We all want to see our bottom line in the green. The more in the green zone we are the better. This motivates us to try and cut our losses wherever we can, but it can also have some negative by-products. This usually reflects in some “budget friendly” measures which do more harm than good in the long run.
When the situation requires cutting some part of the budget on a company level (as with worker training), most of the leaders tend to scratch them out as redundant at the first bad turn. Before you actually cut them as deficient investments, you need to look at the benefits these things get you and how they influence your revenue and worker performance.
As far as worker training itself is concerned, we can actually identify multiple benefits and it is hard to see a situation in which it would actually pay off not to invest in it.
It is a widely accepted fact that there is a significant increase in worker productivity in cases when they get to apply their new skills.
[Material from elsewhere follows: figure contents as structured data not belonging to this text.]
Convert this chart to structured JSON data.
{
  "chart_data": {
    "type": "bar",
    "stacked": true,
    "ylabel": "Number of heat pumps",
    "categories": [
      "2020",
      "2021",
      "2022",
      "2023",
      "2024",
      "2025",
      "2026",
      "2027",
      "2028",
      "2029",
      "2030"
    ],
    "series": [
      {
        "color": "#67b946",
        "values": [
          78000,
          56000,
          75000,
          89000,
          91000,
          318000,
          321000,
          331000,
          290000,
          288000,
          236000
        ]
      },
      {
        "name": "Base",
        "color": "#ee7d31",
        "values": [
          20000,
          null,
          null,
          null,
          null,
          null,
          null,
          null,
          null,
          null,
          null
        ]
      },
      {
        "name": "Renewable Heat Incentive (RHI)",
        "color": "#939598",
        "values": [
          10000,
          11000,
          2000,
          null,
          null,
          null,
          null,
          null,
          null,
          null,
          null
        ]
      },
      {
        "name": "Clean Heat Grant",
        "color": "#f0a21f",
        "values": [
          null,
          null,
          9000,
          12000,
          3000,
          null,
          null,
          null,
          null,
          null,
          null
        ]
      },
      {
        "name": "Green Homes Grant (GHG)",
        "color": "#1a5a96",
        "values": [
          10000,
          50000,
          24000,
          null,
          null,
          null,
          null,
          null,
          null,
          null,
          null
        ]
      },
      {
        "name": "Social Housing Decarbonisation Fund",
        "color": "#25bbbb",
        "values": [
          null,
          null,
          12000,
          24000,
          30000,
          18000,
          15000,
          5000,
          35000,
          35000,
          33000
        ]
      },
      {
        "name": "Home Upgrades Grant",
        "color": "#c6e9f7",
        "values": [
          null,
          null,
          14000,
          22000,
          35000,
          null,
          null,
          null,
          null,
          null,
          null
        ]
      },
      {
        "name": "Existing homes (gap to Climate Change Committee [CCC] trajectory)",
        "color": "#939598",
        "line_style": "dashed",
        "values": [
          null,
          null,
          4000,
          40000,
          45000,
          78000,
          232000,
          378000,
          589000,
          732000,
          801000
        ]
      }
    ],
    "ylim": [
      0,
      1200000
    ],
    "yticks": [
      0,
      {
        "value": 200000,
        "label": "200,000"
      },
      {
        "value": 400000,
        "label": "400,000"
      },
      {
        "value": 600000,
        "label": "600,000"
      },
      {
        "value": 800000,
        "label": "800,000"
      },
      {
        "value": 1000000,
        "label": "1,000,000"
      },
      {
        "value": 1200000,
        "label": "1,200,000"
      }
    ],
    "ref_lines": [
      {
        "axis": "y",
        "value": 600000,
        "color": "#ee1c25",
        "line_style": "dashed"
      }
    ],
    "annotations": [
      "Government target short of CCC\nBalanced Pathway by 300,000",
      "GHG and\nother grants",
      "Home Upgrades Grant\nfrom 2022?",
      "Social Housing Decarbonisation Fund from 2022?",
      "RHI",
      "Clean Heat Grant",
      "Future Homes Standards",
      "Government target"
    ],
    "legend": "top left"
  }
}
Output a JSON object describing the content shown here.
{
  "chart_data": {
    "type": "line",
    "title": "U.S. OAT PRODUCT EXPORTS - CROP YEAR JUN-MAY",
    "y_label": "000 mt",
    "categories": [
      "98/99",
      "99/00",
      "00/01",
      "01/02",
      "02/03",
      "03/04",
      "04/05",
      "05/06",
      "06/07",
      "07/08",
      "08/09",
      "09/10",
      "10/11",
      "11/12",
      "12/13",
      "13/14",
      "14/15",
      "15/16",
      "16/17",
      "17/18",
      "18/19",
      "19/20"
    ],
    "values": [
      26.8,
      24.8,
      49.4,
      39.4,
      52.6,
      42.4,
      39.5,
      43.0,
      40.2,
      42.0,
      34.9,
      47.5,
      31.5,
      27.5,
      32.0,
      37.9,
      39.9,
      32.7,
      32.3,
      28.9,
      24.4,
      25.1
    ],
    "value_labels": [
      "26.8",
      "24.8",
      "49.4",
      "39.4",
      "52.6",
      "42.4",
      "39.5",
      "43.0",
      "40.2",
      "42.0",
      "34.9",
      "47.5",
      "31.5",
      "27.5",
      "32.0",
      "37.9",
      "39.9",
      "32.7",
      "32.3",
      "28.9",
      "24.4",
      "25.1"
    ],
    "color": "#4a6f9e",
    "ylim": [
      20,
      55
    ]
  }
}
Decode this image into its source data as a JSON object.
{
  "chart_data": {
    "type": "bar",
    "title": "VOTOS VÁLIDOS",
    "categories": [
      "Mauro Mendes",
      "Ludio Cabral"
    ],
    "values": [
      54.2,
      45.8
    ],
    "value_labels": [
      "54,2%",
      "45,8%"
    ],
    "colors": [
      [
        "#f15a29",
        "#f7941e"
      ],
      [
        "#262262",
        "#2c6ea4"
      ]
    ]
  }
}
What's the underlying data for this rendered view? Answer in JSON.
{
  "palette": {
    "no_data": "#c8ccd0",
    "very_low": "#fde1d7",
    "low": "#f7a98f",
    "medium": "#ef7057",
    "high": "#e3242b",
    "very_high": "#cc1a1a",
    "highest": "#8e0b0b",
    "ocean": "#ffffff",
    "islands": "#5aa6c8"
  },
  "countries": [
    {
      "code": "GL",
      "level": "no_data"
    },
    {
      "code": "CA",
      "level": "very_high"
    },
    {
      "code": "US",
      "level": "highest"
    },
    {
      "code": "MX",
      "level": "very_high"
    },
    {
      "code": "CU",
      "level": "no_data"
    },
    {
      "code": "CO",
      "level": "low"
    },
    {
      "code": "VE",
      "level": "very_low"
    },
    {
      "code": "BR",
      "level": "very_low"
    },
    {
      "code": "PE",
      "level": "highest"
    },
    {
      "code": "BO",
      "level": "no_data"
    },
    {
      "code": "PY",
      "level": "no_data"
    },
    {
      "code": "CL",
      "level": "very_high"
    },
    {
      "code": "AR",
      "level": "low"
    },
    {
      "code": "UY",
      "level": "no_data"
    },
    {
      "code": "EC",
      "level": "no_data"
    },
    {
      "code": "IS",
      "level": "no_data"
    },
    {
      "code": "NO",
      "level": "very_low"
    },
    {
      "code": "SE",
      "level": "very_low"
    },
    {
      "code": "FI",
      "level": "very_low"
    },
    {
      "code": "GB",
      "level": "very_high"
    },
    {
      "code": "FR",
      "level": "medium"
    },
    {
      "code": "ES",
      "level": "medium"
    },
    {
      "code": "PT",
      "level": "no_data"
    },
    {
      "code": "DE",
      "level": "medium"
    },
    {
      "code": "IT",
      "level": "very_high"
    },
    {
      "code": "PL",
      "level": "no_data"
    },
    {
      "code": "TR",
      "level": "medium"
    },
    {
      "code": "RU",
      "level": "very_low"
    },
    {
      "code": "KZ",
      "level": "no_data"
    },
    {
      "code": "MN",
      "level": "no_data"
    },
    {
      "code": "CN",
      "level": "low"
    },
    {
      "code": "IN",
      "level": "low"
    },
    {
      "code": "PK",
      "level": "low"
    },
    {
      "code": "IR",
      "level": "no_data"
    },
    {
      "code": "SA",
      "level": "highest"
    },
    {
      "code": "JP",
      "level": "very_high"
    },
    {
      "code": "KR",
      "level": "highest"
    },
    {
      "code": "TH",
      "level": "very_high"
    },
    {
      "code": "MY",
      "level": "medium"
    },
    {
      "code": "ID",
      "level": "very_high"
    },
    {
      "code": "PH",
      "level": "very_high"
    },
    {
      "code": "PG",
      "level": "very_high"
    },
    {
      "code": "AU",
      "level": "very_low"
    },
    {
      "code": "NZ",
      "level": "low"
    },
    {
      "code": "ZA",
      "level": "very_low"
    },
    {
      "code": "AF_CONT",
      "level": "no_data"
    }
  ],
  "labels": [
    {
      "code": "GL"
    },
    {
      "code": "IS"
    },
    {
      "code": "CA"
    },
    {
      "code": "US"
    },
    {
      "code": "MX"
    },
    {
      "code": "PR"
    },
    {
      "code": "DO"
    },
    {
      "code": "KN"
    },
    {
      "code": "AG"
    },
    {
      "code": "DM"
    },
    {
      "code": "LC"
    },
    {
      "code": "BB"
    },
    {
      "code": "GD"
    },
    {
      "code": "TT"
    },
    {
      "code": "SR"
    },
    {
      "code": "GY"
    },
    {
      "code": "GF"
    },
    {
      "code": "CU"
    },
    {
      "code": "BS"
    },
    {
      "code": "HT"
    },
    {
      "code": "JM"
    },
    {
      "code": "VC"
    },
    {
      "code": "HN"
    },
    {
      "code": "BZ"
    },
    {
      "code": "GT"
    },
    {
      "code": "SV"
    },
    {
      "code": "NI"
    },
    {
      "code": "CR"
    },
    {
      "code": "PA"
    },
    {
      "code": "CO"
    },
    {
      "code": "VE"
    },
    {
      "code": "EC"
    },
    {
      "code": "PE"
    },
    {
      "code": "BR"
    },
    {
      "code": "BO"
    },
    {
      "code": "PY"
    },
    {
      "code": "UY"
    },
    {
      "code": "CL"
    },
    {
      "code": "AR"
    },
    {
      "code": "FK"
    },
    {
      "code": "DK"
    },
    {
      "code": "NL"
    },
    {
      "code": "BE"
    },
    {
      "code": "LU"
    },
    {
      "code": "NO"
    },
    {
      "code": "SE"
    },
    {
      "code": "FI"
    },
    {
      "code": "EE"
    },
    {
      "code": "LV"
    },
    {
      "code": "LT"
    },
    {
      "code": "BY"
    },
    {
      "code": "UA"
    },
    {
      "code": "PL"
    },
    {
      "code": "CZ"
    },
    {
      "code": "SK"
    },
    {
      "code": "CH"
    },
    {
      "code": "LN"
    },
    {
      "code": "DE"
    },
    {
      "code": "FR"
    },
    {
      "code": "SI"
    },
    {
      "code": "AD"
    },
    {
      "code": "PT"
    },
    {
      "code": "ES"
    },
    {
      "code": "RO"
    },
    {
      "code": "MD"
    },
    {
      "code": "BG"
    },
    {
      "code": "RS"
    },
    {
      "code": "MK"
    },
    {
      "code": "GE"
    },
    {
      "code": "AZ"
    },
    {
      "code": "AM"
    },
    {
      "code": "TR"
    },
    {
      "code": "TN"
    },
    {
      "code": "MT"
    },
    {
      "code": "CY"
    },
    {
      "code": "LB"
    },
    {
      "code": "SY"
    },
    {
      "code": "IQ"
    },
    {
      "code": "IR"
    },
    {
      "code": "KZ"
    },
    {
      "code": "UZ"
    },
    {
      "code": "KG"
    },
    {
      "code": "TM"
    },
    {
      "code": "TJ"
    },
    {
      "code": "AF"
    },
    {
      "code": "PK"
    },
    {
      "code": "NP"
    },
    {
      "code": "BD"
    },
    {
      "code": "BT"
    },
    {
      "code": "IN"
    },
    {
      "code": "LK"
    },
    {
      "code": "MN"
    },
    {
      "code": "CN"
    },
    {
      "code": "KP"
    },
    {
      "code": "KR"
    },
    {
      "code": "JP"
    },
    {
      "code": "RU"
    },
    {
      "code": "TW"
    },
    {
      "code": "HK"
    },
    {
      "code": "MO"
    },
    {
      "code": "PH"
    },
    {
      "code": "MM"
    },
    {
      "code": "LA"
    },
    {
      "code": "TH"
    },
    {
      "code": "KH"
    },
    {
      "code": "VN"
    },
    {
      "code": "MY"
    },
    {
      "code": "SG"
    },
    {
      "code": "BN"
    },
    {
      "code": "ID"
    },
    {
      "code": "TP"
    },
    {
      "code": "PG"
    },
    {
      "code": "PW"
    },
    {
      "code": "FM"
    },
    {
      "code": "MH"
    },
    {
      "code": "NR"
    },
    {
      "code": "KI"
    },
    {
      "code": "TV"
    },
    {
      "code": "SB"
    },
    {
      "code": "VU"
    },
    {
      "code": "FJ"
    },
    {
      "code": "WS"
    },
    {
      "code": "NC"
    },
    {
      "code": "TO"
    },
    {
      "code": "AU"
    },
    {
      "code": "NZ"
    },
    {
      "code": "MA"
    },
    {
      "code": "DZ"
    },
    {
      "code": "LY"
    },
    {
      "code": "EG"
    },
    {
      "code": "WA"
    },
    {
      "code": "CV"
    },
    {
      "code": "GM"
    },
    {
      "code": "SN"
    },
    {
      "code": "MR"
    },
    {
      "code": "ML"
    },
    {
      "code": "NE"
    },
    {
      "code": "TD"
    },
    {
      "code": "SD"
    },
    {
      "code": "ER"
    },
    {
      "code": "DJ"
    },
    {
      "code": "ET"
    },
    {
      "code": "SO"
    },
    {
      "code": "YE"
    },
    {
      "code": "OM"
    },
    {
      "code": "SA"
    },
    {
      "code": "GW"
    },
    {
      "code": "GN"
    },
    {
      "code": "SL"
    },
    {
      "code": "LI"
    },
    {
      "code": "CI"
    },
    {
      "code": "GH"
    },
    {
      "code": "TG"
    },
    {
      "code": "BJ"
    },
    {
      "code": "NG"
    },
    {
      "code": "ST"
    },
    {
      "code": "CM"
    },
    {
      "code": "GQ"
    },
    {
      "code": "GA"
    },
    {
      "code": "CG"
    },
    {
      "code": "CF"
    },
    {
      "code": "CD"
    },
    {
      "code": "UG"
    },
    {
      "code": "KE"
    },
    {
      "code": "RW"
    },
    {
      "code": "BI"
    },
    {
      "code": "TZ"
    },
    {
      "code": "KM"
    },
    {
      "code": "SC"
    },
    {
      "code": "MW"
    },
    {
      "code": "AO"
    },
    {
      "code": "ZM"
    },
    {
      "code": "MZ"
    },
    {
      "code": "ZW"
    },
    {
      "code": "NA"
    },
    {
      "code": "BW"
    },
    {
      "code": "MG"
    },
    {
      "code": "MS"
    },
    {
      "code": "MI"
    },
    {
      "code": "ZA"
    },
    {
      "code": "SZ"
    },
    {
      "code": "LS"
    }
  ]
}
This will reflect both on their efficiency, motivation and overall return on investment for the training. Worker training actually gives them practical new ways and tools to deal with boring tasks that can be automated. This will also be time efficient, since there will be less manual work and people can focus on really important issues and deal with paperwork and reports, which also provides a greater insight into the work that an individual worker has accomplished.
Hybrid positions and greater multitasking
Software (and hardware) a very important part of any company these days and it separates modern, cutting-edge companies from those that are not keeping up with the pace of the current trends and ways of doing business. By using the right software, you can speed up tasks, enable people to have a better understanding of their obligations, follow work progress and constantly keep the right information at hand.
The statistics also speak in favor of worker training (examples). Basically, when we look at the stats across the board, there is always an increase of return for training investments per worker. This fact makes it baffling for me that employee training is the first thing to be scratched off when things start to go sour. Even if we disregard the return on investment you get from worker training, the demotivating element of the whole thing, and the negative influence on productivity it has – this is something that you want to avoid in times of hardship.
Can you afford not to have worker training?
Things are changing fast and when we sum things up and look at the situation as a whole, cutting on worker training is counterproductive and will reflect negatively on your bottom line. If you have a well-organized training program, I would advise against attempting to save money since you could actually lose more than you bargained for.